After the Sabbath meal, held in an atmosphere of a great “high,” we were privileged to be able to hold an Oneg Shabbat for the soldiers. Chief IDF Rabbi Avi Ronsky was with us the whole Sabbath, and he warmed our hearts with stories of the Nation of Israel, on compassion, on brotherly love, and more. We sat outside with cake and sunflower seeds in the cold, but inside our hearts it was warm.
During the Sabbath, we had to travel to the places from where the soldiers would leave for Gaza. We arrived and the soldiers were imbued with combat spirit, getting ready, trying to get in a last cigarette. Many soldiers tried very hard not to smoke that Sabbath, after I explained to them the importance of observing the Sabbath. They would come up to me every five minutes and ask if the Sabbath had ended yet.
We prayed Ma'ariv there, recited Havdalah [the Sabbath-ending blessing] over grape juice, a lighter [instead of a candle] and an orange [in place of spices]. And then it was time to go in.
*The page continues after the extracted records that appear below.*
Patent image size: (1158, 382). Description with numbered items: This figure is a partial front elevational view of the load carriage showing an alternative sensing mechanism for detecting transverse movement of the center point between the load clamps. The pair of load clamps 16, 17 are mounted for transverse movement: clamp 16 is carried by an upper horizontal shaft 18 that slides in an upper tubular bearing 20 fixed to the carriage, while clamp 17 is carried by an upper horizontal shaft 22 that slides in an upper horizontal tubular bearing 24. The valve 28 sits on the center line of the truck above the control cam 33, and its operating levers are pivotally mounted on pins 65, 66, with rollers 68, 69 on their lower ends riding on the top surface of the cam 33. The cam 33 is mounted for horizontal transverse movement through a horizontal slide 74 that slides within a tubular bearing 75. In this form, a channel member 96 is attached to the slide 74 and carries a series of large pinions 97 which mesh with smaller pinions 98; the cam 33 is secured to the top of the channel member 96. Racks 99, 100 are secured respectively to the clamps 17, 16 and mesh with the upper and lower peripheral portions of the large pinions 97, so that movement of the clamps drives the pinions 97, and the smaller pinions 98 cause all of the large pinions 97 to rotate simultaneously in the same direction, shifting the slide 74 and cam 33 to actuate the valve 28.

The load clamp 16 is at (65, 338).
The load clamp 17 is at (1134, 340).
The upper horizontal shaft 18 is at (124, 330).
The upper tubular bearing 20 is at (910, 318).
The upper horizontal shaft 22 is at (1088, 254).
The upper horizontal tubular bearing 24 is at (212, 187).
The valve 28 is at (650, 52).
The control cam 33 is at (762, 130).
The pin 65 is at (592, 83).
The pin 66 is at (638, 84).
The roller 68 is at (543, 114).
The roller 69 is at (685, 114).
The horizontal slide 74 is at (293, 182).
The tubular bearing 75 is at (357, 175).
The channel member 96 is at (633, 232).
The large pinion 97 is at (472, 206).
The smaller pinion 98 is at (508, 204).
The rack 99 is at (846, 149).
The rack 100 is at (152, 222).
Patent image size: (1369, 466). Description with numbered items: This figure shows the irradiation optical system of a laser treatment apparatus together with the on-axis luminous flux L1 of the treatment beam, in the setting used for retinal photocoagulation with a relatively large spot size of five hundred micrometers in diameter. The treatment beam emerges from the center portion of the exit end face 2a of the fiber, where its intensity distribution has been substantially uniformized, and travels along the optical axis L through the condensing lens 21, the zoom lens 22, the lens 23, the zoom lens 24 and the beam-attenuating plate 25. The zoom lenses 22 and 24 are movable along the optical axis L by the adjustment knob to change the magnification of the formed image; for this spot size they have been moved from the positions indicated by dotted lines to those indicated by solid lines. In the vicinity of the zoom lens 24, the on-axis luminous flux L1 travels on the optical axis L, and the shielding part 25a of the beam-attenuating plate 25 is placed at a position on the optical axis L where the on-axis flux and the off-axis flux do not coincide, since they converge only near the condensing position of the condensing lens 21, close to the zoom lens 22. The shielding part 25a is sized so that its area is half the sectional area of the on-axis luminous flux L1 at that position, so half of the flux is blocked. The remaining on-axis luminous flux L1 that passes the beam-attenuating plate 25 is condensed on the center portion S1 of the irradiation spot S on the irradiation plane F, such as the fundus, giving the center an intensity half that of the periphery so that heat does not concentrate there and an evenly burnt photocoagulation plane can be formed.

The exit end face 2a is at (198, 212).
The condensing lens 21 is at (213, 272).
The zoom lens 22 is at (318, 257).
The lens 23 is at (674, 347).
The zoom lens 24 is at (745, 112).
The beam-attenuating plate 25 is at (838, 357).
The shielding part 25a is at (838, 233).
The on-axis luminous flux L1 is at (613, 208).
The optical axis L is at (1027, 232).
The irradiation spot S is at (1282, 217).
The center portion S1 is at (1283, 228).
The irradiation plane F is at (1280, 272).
The Regiment Commander gathered everyone for last-minute words of strength, and explained to them about the “corrective experience” we were about to impart to the enemy.
When he finished, the Deputy Commander read aloud the prayer before going out to battle. “Repeat after me,” he ordered, and a whole regiment of hundreds of soldiers yelled out, “Ana Hashem hoshia na! Ana Hashem hatzlicha na! [O G-d, save us! O G-d, grant us success!]” After the prayer, the Deputy Commander asked me to blow the Shofar, just as thousands of years ago when we conquered the Holy Land.
Though I’ve blown the Shofar in public before, this particular time was something that will remain with me my whole life. And then, as if I and the Israel Air Force were in perfect coordination, the very second that I finished blowing the Shofar, our planes bombed the enemy area, as if it were a signal to begin the ground offensive.
The soldiers lined up in two columns, and as I parted from them with handshakes, I thought to myself, “What a special nation we have! This is how a Jewish army looks as it goes out to war – not with boastful ‘We will win’ stickers, but rather ‘We will win with G-d’s help.’”
I will just end by saying that where I live in Modi'in Illit, we have a clever interpretation of the verse ‘G-d’s voice is powerful’: The word for 'power' is spelled with the letters kaf and chet, which we say are the initials of kova and chalifa [hat and suit], our usual garb. But as of this week, we now know that they are also the initials of the kumtah chumah [brown beret] worn by the Golani soldiers. There, too, the voice of G-d is heard – and “lo pligi” (there is no argument between the two, both are right).